The project's goals are twofold:
1-Simulating quantum theory, particularly superposition and entanglement, compressing the data into "state vectors".
2-As result we will look to build a multi-disciplinary digital entity with a superficial cognitive system at scale.
1)
First, how are we going to apply quantum physics theories into AI?
-We will draw inspiration from two fundamental quantum concepts: Entanglement and superposition, refining them to fit our purpose and goals to eventually spark a major breakthrough.
Applying Entanglement will help us predict tokens far apart in our dataset simultaneously, saving us endless time and reducing the computational footprint significantly. In this context, Entanglement is dependent on Superposition. Meaning, it cannot be achieved in training models unless the data trained upon is superposed. What do I mean by that?
Superposition consists of the correlation of tokens. "Main Words" should be represented by a dense, multidimensional vector that encapsulates the entire lexicon related to them. For example, if the machine encounters the word "vehicle" in a sequence, it should be able to simultaneously generate related words such as car, bus, Ford, Tesla, etc. regardless how far apart they're from the "main word" in the dataset. Similarly, this should happen with each word under the same lexical field. The data should come pre-embedded in that sense, allowing the model to run an initial scan, and generate all related words. This is not prediction; the machine will only generate roughly all words in the dataset in a random approach. Then, based on the semantics learned and the correlation between words, it should predict "context" meaning full phrases and sentences instead of sole tokens. This might require human intervention and supervised learning initially. However, I'm pretty confident that sooner than later, machines will become confident predicting contexts on their own after grasping multiple samples previously.
2)
We looking to build a multi-disciplinary entity that is rational, dynamic, and fun so you can interface with it and have real time speech-to-speech discussions. It can serve as an assistant, mentor, or simply a best friend with whom you argue a lot but still cherish.
To achieve this, we will need to go through two crucial steps inspired by the "DIFFUSION MODELS ARE REAL-TIME GAME ENGINES" paper.
1: Train the agent in an interactive environment with given parameters. In our case, the parameters will be the following: the conversation's dynamic memory content, the rendered screen pixels, the agent's rendering logic, and the agent's logic given the user's input. Our environment here is a speech-to-speech interface where different users will be holding a variety of discussions with the agent. This is when the community is going to be much needed playing a crucial role into developing a diverse dataset from scratch.

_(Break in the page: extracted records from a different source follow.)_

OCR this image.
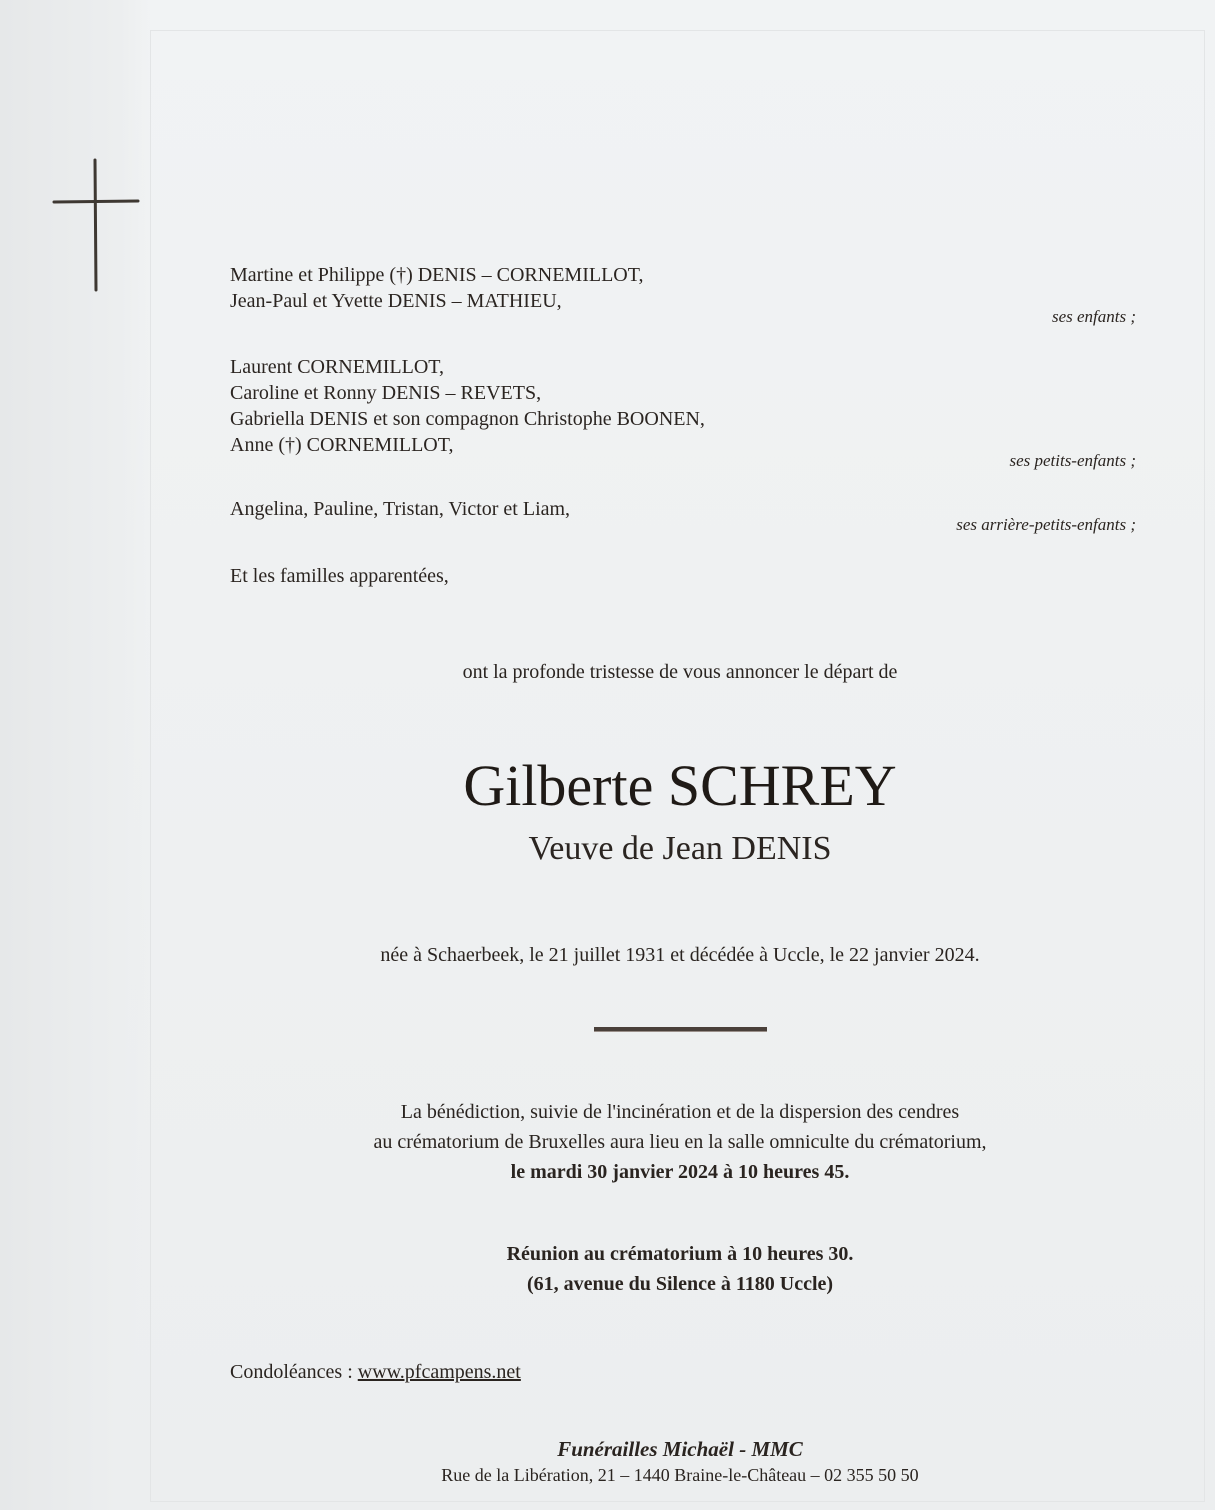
Martine et Philippe (†) DENIS – CORNEMILLOT,
Jean-Paul et Yvette DENIS – MATHIEU,
ses enfants ;
Laurent CORNEMILLOT,
Caroline et Ronny DENIS – REVETS,
Gabriella DENIS et son compagnon Christophe BOONEN,
Anne (†) CORNEMILLOT,
ses petits-enfants ;
Angelina, Pauline, Tristan, Victor et Liam,
ses arrière-petits-enfants ;
Et les familles apparentées,
ont la profonde tristesse de vous annoncer le départ de
Gilberte SCHREY
Veuve de Jean DENIS
née à Schaerbeek, le 21 juillet 1931 et décédée à Uccle, le 22 janvier 2024.
La bénédiction, suivie de l'incinération et de la dispersion des cendres
au crématorium de Bruxelles aura lieu en la salle omniculte du crématorium,
le mardi 30 janvier 2024 à 10 heures 45.
Réunion au crématorium à 10 heures 30.
(61, avenue du Silence à 1180 Uccle)
Condoléances : www.pfcampens.net
Funérailles Michaël - MMC
Rue de la Libération, 21 – 1440 Braine-le-Château – 02 355 50 50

2: The entity has a body. Hence, we will need to produce numerous animations, body movements, gestures and facial expressions. Then, we will stitch them to their equivalent speech data and create speech-image pairs.
3: The community interactions with the agent in our exclusive environment alongside the animations will be collected as a data upon which a generative model will be trained. This generative model will likely be text-to-image diffusion model that we will re-purpose and condition on both speech and emotions. We will implement a sophisticated dual-channel input system, combining speech and emotions embeddings using cross-attention.
-A portion of the funds will be primarily leveraged to fund a full-time team and acquire a decent office to ensure consistent operation.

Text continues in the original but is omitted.